水のあれこれ 103 消雪パイプ

分水を訪ねた後、長岡市内を歩いてみようと計画していた理由が2つあります。

 

5月にひたすら川と海を見に東北を訪ねた帰路は、新潟駅から上越新幹線を使いました。

その車窓から風景を眺めていたら、燕三条を過ぎたあたりからでしょうか、「道路が茶色い」ことに驚きました。

雪国と関係しているのだろうと思いましたが、全ての道路が茶色いわけではなく、場所によっては色が変わっていない場所もありました。

 

実際に歩いて確認してみたい、それが理由のひとつでした。

 

長岡駅から大通りを歩くと、地面に小さな丸い物が埋まっています。

そこを中心にして茶色くなっていることに気づきました。

雪を溶かすためのスプリンクラーのような施設のようです。そしてその水を調節するポンプ施設が歩道にありました。冬になると道路から散水されている映像をニュースで時々見かけるのですが、そのあとが茶色になるとは想像がつきませんでした。

 

帰宅してから、こんなことまでネットで検索しても答えはないだろうと思ったのですが、すぐに「長岡発の雪国名物『消雪パイプ』。その驚きの仕組みとその歴史に迫る!」という記事が見つかりました。

 

*「冬でも温かい地下水を利用」*

 

この「消雪パイプ」は長岡発祥だそうです。

(略)基本はどこでも 同じく除雪車による除雪が中心だが、新潟県長岡市には独特の消雪設備が備えられており、雪が降り続く際にも通行を確保できる。それがこの街発祥の「消雪パイプ」だ。

 

県外からその長岡を初めて訪れた人の多くは、道路から水が出る光景に驚く。「雪対策用にすべりにくい靴できたつもりだが、道路にたまった水で靴を濡らしてしまった」という声を聞いたこともあるし、「冬の長岡に初めて来た方に『どうして道路にスプリンクラーがあるんですか?!』って驚かれたこともありますよ」という話も聞いた。雪の降っていない季節でも、「長岡って路面という路面が茶色いですよね。最初驚きました」と言われ、あらためて横断歩道の白い線や道路そのものが一面茶色っぽく、その風景が異様なことに気づかされた。路面の茶色は、消雪パイプから出る水に鉄分が含まれているためだ。

 

「冬でも温かい地下水を利用」しているそうです。

消雪パイプは、井戸を掘り、ポンプを設置して地下水を汲み上げ、パイプを通して道路に散水し、融雪する設備だ。地下水は冬でも13〜14℃と温かいため、雪を溶かすことができる。 

 

車窓からはただ一面、茶色いように見えたのですが、実際に歩いてみるとパイプからの散水によって茶色の模様もグラデーションを描いていました。

 

*「消雪パイプ」と「柿の種」*

 

長岡市に初めて消雪パイプが設置されたのが1961(昭和36)年ですから、私が生まれた頃のようです。

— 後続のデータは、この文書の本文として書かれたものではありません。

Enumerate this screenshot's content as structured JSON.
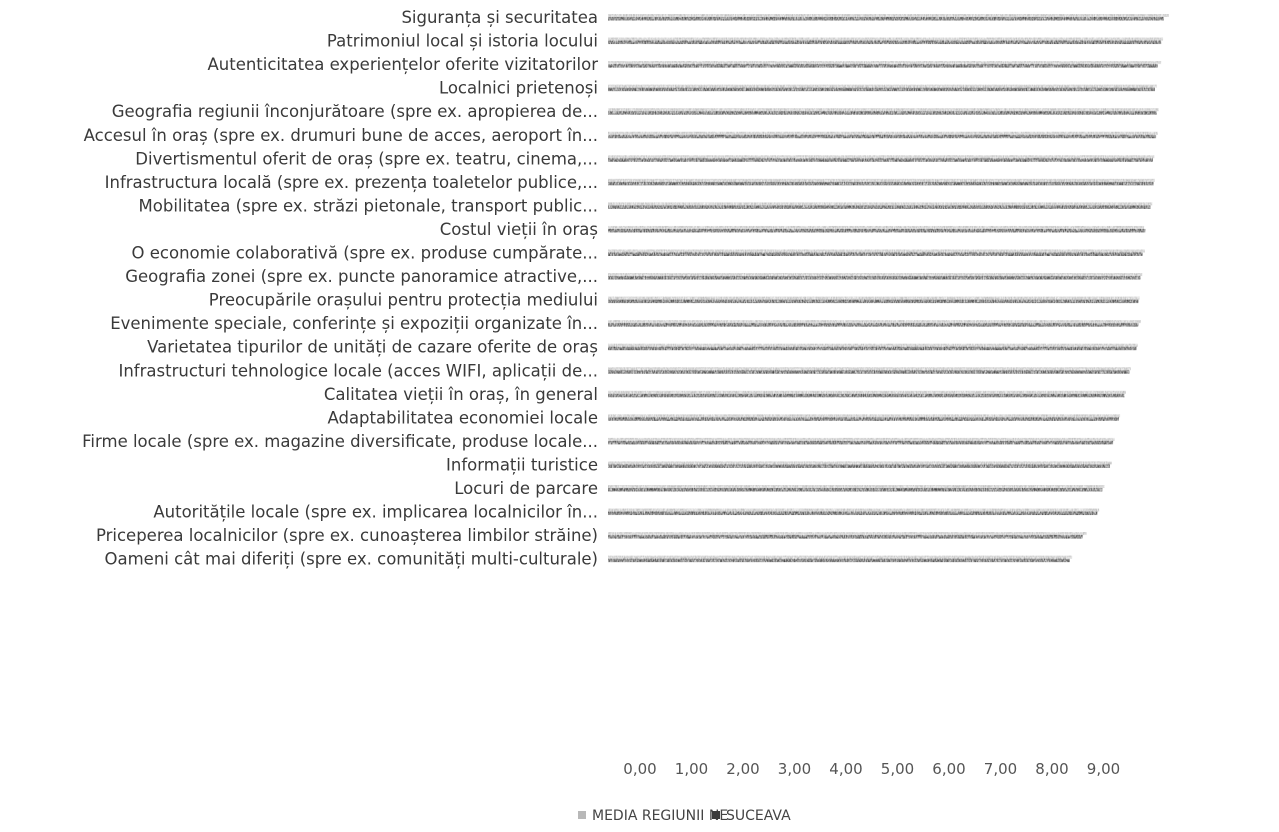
{
  "chart_data": {
    "type": "bar",
    "orientation": "horizontal",
    "categories": [
      "Siguranța și securitatea",
      "Patrimoniul local și istoria locului",
      "Autenticitatea experiențelor oferite vizitatorilor",
      "Localnici prietenoși",
      "Geografia regiunii înconjurătoare (spre ex. apropierea de...",
      "Accesul în oraș (spre ex. drumuri bune de acces, aeroport în...",
      "Divertismentul oferit de oraș (spre ex. teatru, cinema,...",
      "Infrastructura locală (spre ex. prezența toaletelor publice,...",
      "Mobilitatea (spre ex. străzi pietonale, transport public...",
      "Costul vieții în oraș",
      "O economie colaborativă (spre ex. produse cumpărate...",
      "Geografia zonei (spre ex. puncte panoramice atractive,...",
      "Preocupările orașului pentru protecția mediului",
      "Evenimente speciale, conferințe și expoziții organizate în...",
      "Varietatea tipurilor de unități de cazare oferite de oraș",
      "Infrastructuri tehnologice locale (acces WIFI, aplicații de...",
      "Calitatea vieții în oraș, în general",
      "Adaptabilitatea economiei locale",
      "Firme locale (spre ex. magazine diversificate, produse locale...",
      "Informații turistice",
      "Locuri de parcare",
      "Autoritățile locale (spre ex. implicarea localnicilor în...",
      "Priceperea localnicilor (spre ex. cunoașterea limbilor străine)",
      "Oameni cât mai diferiți (spre ex. comunități multi-culturale)"
    ],
    "series": [
      {
        "name": "MEDIA REGIUNII NE",
        "color": "#b8b8b8",
        "values": [
          8.88,
          8.79,
          8.76,
          8.69,
          8.72,
          8.71,
          8.65,
          8.66,
          8.62,
          8.49,
          8.5,
          8.46,
          8.42,
          8.44,
          8.39,
          8.28,
          8.2,
          8.11,
          8.02,
          7.98,
          7.86,
          7.78,
          7.58,
          7.35
        ]
      },
      {
        "name": "SUCEAVA",
        "color": "#3a3a3a",
        "values": [
          8.8,
          8.76,
          8.71,
          8.66,
          8.69,
          8.68,
          8.63,
          8.64,
          8.59,
          8.51,
          8.47,
          8.43,
          8.4,
          8.4,
          8.37,
          8.26,
          8.18,
          8.09,
          8.0,
          7.95,
          7.83,
          7.75,
          7.52,
          7.31
        ]
      }
    ],
    "x_ticks": [
      "0,00",
      "1,00",
      "2,00",
      "3,00",
      "4,00",
      "5,00",
      "6,00",
      "7,00",
      "8,00",
      "9,00"
    ],
    "xlim": [
      0,
      9
    ],
    "grid": false,
    "legend_position": "bottom",
    "title": "",
    "xlabel": "",
    "ylabel": ""
  }
}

その消雪パイプを考案した方は、「元祖・柿の種」の創業者だそうです。

長岡市坂之上町の市道で、公道1号となる消雪パイプが設置されたのは昭和36年のこと。その有用性は瞬く間に知れ渡り、市内では消雪パイプの導入が広がっていった。発案者の今井氏は、消雪パイプ実用新案権を昭和39年に登録。しかし翌年「消雪施設の改良と研究のために」と、その権利を長岡市に無償譲渡した。その後、長岡市も昭和44年に消雪パイプ実用新案権を一般公開し、この画期的な仕組みは全国の雪国に広がっていくことになる。

 

消雪パイプを発案しながら、自らの利益を顧みず多くの人々を助けるためその権利を譲渡した今井氏。同氏は「柿の種」の生みの親でありながら、商標をとらなかったという逸話もある。結果的に「柿の種」は多数のメーカーで作られ全国区の米菓となり、消雪パイプも全国の雪国に広まった。どちらにも今井興三郎氏の人となりがみえるようである。

 

記事では秋から始まるメンテナンスについても書かれていました。

 

雪国の除雪について知らないことばかりですが、茶色い道路からその歴史の一端を知ることができました。

そして溶ければ水になり、さらに融雪のための水を流すのですから、雪国の治水というのは一年中を通してなんと大変なことなのでしょう。

 

今度は冬に長岡を訪ねてみたいと思いました。

そして大好きな柿の種を見ると、長岡の街を懐かしく感じるようになりそうです。